Quem assistiu ao capítulo de terça-feira (24) da novela ‘Do Outro Lado do Paraíso’ ficou provavelmente chocado, assim como eu, quando Sophia (Marieta Severo) chama a filha Estela (Juliana Caldas) de “monstrengo”. “Tenho horror. Devia ter vendido ela pra um circo”, vomitava a gananciosa fazendeira, vilã da novela.
A pequena atriz de 1,22 metro representa na nova trama das nove da Globo uma legião de pessoas brasileiras que vivem com nanismo e que, infelizmente, ainda não invisíveis para a sociedade. Ou enxergadas com desprezo, sendo motivo de piada ou chacota. Ou mesmo vistas apenas como personagens de um infeliz e grosseiro circo de horrores.
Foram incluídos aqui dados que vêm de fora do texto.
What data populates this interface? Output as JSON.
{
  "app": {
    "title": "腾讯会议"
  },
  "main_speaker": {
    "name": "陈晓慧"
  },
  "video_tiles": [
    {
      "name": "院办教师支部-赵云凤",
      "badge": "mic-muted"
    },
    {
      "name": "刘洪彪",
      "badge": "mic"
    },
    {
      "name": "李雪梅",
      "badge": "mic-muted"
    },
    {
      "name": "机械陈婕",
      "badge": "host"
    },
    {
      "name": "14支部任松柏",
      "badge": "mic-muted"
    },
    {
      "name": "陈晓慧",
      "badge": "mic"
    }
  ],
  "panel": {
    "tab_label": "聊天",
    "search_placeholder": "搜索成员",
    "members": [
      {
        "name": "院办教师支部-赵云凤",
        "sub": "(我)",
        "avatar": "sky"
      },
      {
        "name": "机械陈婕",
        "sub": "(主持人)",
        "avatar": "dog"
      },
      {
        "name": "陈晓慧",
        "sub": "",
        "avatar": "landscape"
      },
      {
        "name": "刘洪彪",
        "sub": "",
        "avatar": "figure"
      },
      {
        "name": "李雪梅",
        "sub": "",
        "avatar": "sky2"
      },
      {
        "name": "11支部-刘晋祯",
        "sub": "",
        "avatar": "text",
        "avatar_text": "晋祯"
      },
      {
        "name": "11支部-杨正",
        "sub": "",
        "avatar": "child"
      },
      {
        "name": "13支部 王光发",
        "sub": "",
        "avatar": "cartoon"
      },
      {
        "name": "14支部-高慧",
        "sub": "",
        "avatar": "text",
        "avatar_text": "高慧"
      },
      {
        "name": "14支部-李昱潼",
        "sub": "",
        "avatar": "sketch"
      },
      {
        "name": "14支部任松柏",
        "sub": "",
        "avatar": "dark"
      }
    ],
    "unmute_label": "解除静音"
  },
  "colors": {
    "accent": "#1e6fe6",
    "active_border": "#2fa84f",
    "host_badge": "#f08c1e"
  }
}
Eu mesmo trabalhei até bem pouco tempo atrás com um chefe que fazia piadas das pautas que envolviam a questão do nanismo no Estado do Rio de Janeiro. Uma vergonha para qualquer ser humano comum, que dirá para um jornalista que defende a bandeira do jornalismo ético, mas só da boca para fora. E substitui a obrigação de ajudar a dar voz às minorias pelo vergonhoso papel de contribuir para disseminar ainda mais preconceitos.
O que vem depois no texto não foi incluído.